Tymczasem Minister Skarbu przyznał, że liczy na podpisanie o wiele lepszej, obustronnej umowy z Unia Europejską w zakresie współpracy gospodarczej. Rzecznik ministerstwa poinformował: „Naszym celem jest wynegocjowanie kompleksowej, złożonej umowy o wolnym handlu z Unią Europejską, która jest ambitniejsza niż standardowa umowa o wolnym handlu, na której opiera swoje ustalenia Instytut”.
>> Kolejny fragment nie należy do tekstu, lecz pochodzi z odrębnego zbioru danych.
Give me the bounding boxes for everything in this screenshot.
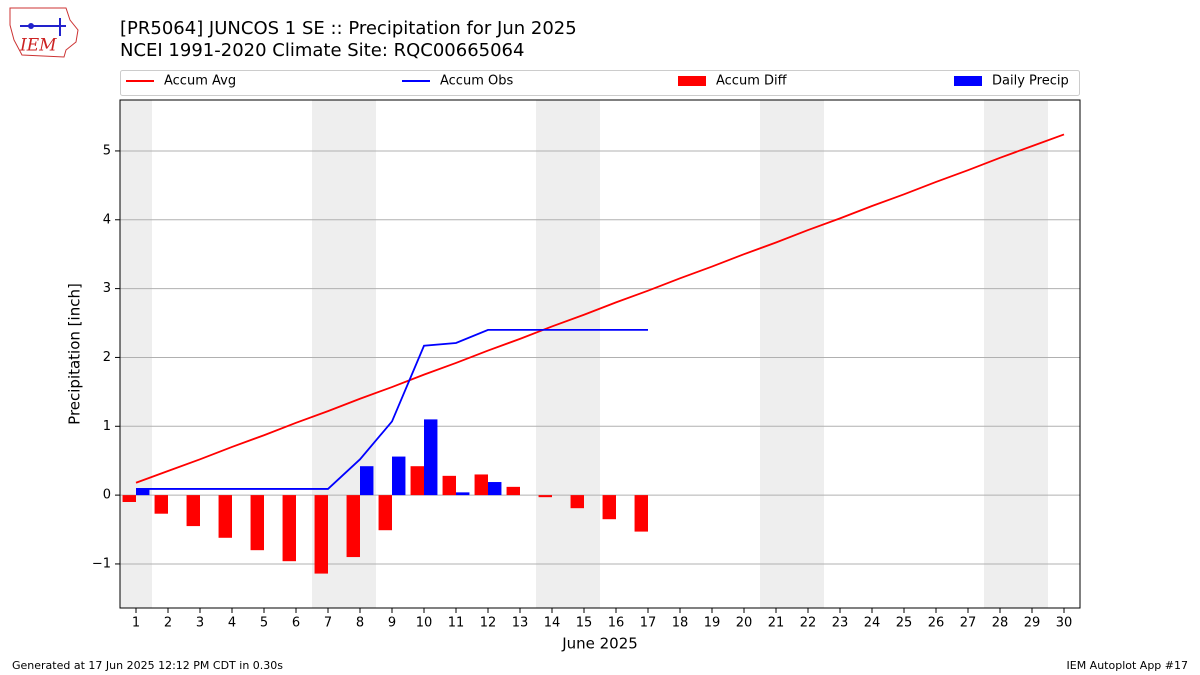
bar (456, 492, 470, 496)
x-tick-label: 8 (356, 616, 364, 631)
logo: IEM (9, 7, 79, 58)
bar (346, 495, 360, 558)
x-tick-label: 19 (704, 616, 721, 631)
shade-band (536, 100, 568, 608)
shade-band (1016, 100, 1048, 608)
bar (506, 486, 520, 496)
line (136, 329, 648, 490)
x-tick-label: 11 (448, 616, 465, 631)
bar (538, 495, 552, 498)
bar (136, 488, 150, 496)
y-tick-label: 1 (103, 419, 111, 434)
x-tick-label: 15 (576, 616, 593, 631)
shade-band (984, 100, 1016, 608)
bar (378, 495, 392, 531)
x-tick-label: 10 (416, 616, 433, 631)
legend-label: Daily Precip (992, 74, 1069, 89)
bar (186, 495, 200, 527)
bar (314, 495, 328, 574)
x-tick-label: 9 (388, 616, 396, 631)
bar (424, 419, 438, 496)
x-tick-label: 16 (608, 616, 625, 631)
bar (250, 495, 264, 551)
bar (410, 466, 424, 496)
x-tick-label: 18 (672, 616, 689, 631)
x-tick-label: 14 (544, 616, 561, 631)
x-tick-label: 23 (832, 616, 849, 631)
bar (570, 495, 584, 509)
chart-title: [PR5064] JUNCOS 1 SE :: Precipitation fo… (120, 18, 577, 39)
legend-swatch (678, 76, 706, 86)
legend-swatch (954, 76, 982, 86)
legend-label: Accum Avg (164, 74, 236, 89)
chart-subtitle: NCEI 1991-2020 Climate Site: RQC00665064 (120, 40, 524, 61)
y-tick-label: 2 (103, 350, 111, 365)
shade-band (760, 100, 792, 608)
bar (634, 495, 648, 532)
x-tick-label: 22 (800, 616, 817, 631)
x-tick-label: 3 (196, 616, 204, 631)
x-tick-label: 29 (1024, 616, 1041, 631)
x-tick-label: 25 (896, 616, 913, 631)
shade-band (120, 100, 152, 608)
x-tick-label: 28 (992, 616, 1009, 631)
y-axis-label: Precipitation [inch] (66, 283, 84, 425)
line (135, 133, 1065, 484)
bar (218, 495, 232, 538)
x-tick-label: 26 (928, 616, 945, 631)
x-tick-label: 4 (228, 616, 236, 631)
plot-frame (119, 99, 1081, 609)
bar (488, 482, 502, 496)
bar (392, 456, 406, 496)
x-tick-label: 5 (260, 616, 268, 631)
shade-band (792, 100, 824, 608)
legend-box (120, 70, 1080, 96)
bar (154, 495, 168, 514)
bar (360, 466, 374, 496)
x-tick-label: 30 (1056, 616, 1073, 631)
x-tick-label: 17 (640, 616, 657, 631)
x-tick-label: 27 (960, 616, 977, 631)
x-tick-label: 1 (132, 616, 140, 631)
y-tick-label: 4 (103, 212, 111, 227)
y-tick-label: 5 (103, 143, 111, 158)
x-tick-label: 12 (480, 616, 497, 631)
x-tick-label: 13 (512, 616, 529, 631)
bar (442, 475, 456, 496)
y-tick-label: −1 (92, 556, 111, 571)
footer-left: Generated at 17 Jun 2025 12:12 PM CDT in… (12, 659, 283, 672)
bar (474, 474, 488, 496)
x-tick-label: 6 (292, 616, 300, 631)
y-tick-label: 3 (103, 281, 111, 296)
legend-label: Accum Obs (440, 74, 513, 89)
footer-right: IEM Autoplot App #17 (1067, 659, 1189, 672)
x-tick-label: 20 (736, 616, 753, 631)
bar (602, 495, 616, 520)
y-tick-label: 0 (103, 488, 111, 503)
bar (122, 495, 136, 502)
bar (282, 495, 296, 562)
shade-band (568, 100, 600, 608)
x-tick-label: 7 (324, 616, 332, 631)
x-tick-label: 2 (164, 616, 172, 631)
x-tick-label: 24 (864, 616, 881, 631)
x-tick-label: 21 (768, 616, 785, 631)
x-axis-label: June 2025 (561, 635, 638, 653)
legend-label: Accum Diff (716, 74, 788, 89)
logo-text: IEM (19, 36, 57, 56)
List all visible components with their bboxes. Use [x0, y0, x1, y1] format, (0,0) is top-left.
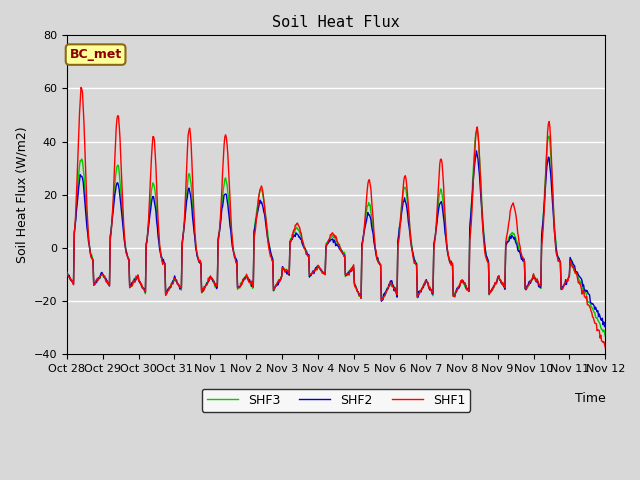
SHF1 — [184, 148, 191, 154]
SHF3 — [128, 284, 136, 289]
Title: Soil Heat Flux: Soil Heat Flux — [272, 15, 400, 30]
SHF2 — [128, 280, 136, 286]
SHF2 — [211, 282, 219, 288]
SHF3 — [474, 127, 481, 133]
SHF1 — [602, 345, 609, 350]
Line: SHF2: SHF2 — [67, 151, 605, 327]
SHF2 — [73, 207, 81, 213]
SHF1 — [418, 287, 426, 292]
SHF3 — [183, 192, 191, 197]
SHF2 — [401, 199, 409, 204]
SHF2 — [417, 289, 425, 295]
SHF3 — [63, 269, 70, 275]
Legend: SHF3, SHF2, SHF1: SHF3, SHF2, SHF1 — [202, 389, 470, 412]
SHF3 — [417, 287, 425, 293]
SHF3 — [602, 334, 609, 339]
SHF3 — [401, 184, 409, 190]
SHF2 — [183, 198, 191, 204]
Y-axis label: Soil Heat Flux (W/m2): Soil Heat Flux (W/m2) — [15, 126, 28, 263]
SHF1 — [63, 270, 70, 276]
SHF3 — [211, 284, 219, 290]
SHF2 — [63, 270, 70, 276]
SHF2 — [601, 324, 609, 330]
SHF2 — [602, 324, 609, 329]
Line: SHF3: SHF3 — [67, 130, 605, 336]
SHF1 — [129, 281, 136, 287]
Text: BC_met: BC_met — [70, 48, 122, 61]
Line: SHF1: SHF1 — [67, 87, 605, 348]
SHF1 — [77, 84, 85, 90]
SHF2 — [473, 148, 481, 154]
SHF3 — [73, 202, 81, 208]
SHF1 — [402, 176, 410, 182]
SHF1 — [73, 191, 81, 196]
SHF1 — [212, 281, 220, 287]
X-axis label: Time: Time — [575, 392, 605, 406]
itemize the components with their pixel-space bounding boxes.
Jednak Bruksela, po zakończeniu negocjacji z brytyjskim rządem, przyznała, że nie ma mowy o dalszych rozmowach. Idąc dalej,Parlament zgodził się na przedwczesne wybory między innymi po to, by móc dokończyć procedowanie nowej umowy i ostatecznie doprowadzić do ratyfikacji. Innej wersji dokumentu, nie będzie. NIESR ostrzega więc, że porozumienie „zmniejszy ryzyko nieuporządkowanego wyjścia, ale wyeliminuje możliwość zacieśnienia stosunków handlowych z UE”. Handel towarami czy usługami oferowanymi przez brytyjskie firmy będzie znacznie utrudniony w porównaniu do obecnej sytuacji, pomimo ustalonych między stronami, regulacji celnych. Mówiąc prościej, przedsiębiorcy stracą, i to sporo. Warto jednak podkreślić, że w przypadku Brexitu bez porozumienia gospodarka skurczyłaby się o 5,6%.
W raporcie podkreślono również, że obecnie proponowana umowa o wolnym handlu z UE przyniesie nieco gorsze skutki gospodarcze dla kraju niż umowa Theresy May.
Kanclerz Sajid Javid odmówił ujawnienia kalkulacji strat jakie poniesie brytyjska gospodarka po wprowadzeniu w życie nowej umowy.
National Institute of Economic and Social Research jest najstarszym niezależnym instytutem badań ekonomicznych w Wielkiej Brytanii.